Du côté Orthodoxe, ces dispositions existent, car l’Orthodoxie prie toujours « pour l’union de tous », et saisit toutes les occasions, pour inviter à l’union, ceux qui sont séparés, et toujours pour la gloire du Christ. Du côté Catholique, les paroles de politesse mises à part, nous n’avons aucun signe de bonne volonté, ni des marques d’une disposition sincère à l’union, pour la gloire du Christ. Au contraire, d’après tout ce que le Catholicisme dit, l’union souhaitée se fait à la gloire du « Vicaire du Christ » et pour l’extension de son troupeau ; le Catholicisme demeure inébranlable dans ses doctrines, qui furent à l’origine de la séparation : La SUPREMATIE, l’INFAILLIBILITE, etc., qu’il considère comme des droits donnés par Dieu au Pape.

La demande adressée au Vatican, de mettre fin à l’Uniatisme, uniatisme qualifié par feu l’Archevêque d’Athènes Chrysostome, de « système rusé et perfide » non seulement n’a pas été enten­due, mais des uniates ont été faits membres de la Commission pour le DIALOGUE THEOLOGIQUE.

Le Concile de Vatican II a tenté, mais en vain, de limiter l’absolutisme papal, par l’inauguration du Collège des Evêques (système synodal). Le parti des Conservateurs ayant dominé, le concile a fini par la fortification de l’hégémonie papale sur l’église.

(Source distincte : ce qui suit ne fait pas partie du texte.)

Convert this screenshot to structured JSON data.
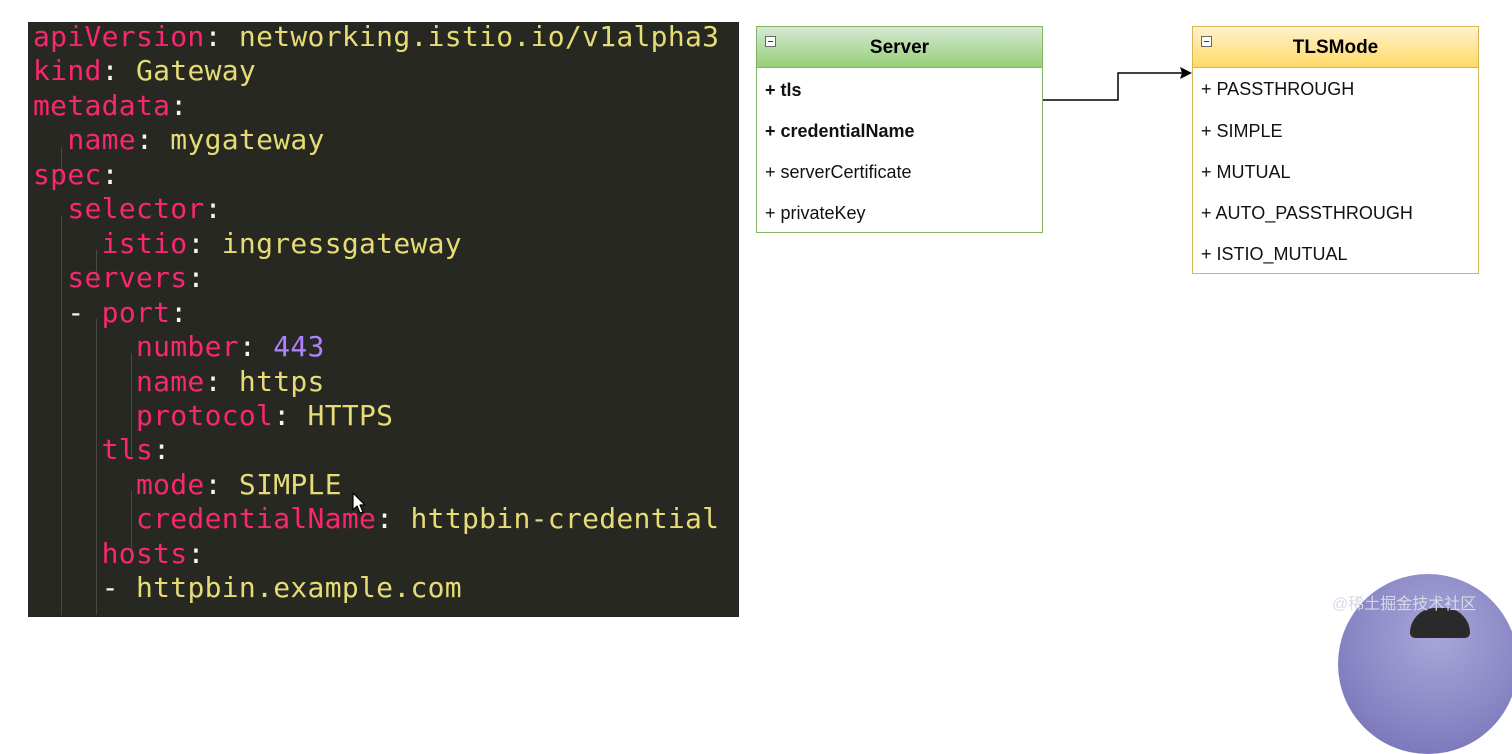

Feu le professeur Trembellas écrivait : « Le Pape tient fermement à ses prérogatives extraordinaires, que le 1er Concile du Vatican qui a proclamé l’infaillibilité, lui a reconnus. A plusieurs reprises, dans les actes comme dans les décrets votés par Vatican II, ces prérogatives, qui seraient de droit divin, ont été réitérées, consolidées et rendues inattaquables… »
Tout récemment encore, lors de sa visite en Suisse, le 14.6.1984, le Pape proclamait à nouveau son « DROIT DE GOUVERNER LES EGLISES ET LES COMMUNAUTES CHRETIENNES. » Puisque les prétentions papales, qui ont été à l’origine du schisme demeurent intactes, et dogme de foi, consolidées par des conciles « œcuméniques » de la papauté, comme Trente, Vatican I et Vatican II, comment alors la papauté pourra-t-elle s’unir à l’Eglise Orthodoxe qui est l’Eglise du Credo ?
La participation des latins au « DIALOGUE », n’est pas l’indice d’une bonne disposition pour une union vraie, sur la base de la doctrine de l’Eglise Une, Sainte, Catholique et Apostolique du Credo, mais celle d’une extension de sa puissance temporelle…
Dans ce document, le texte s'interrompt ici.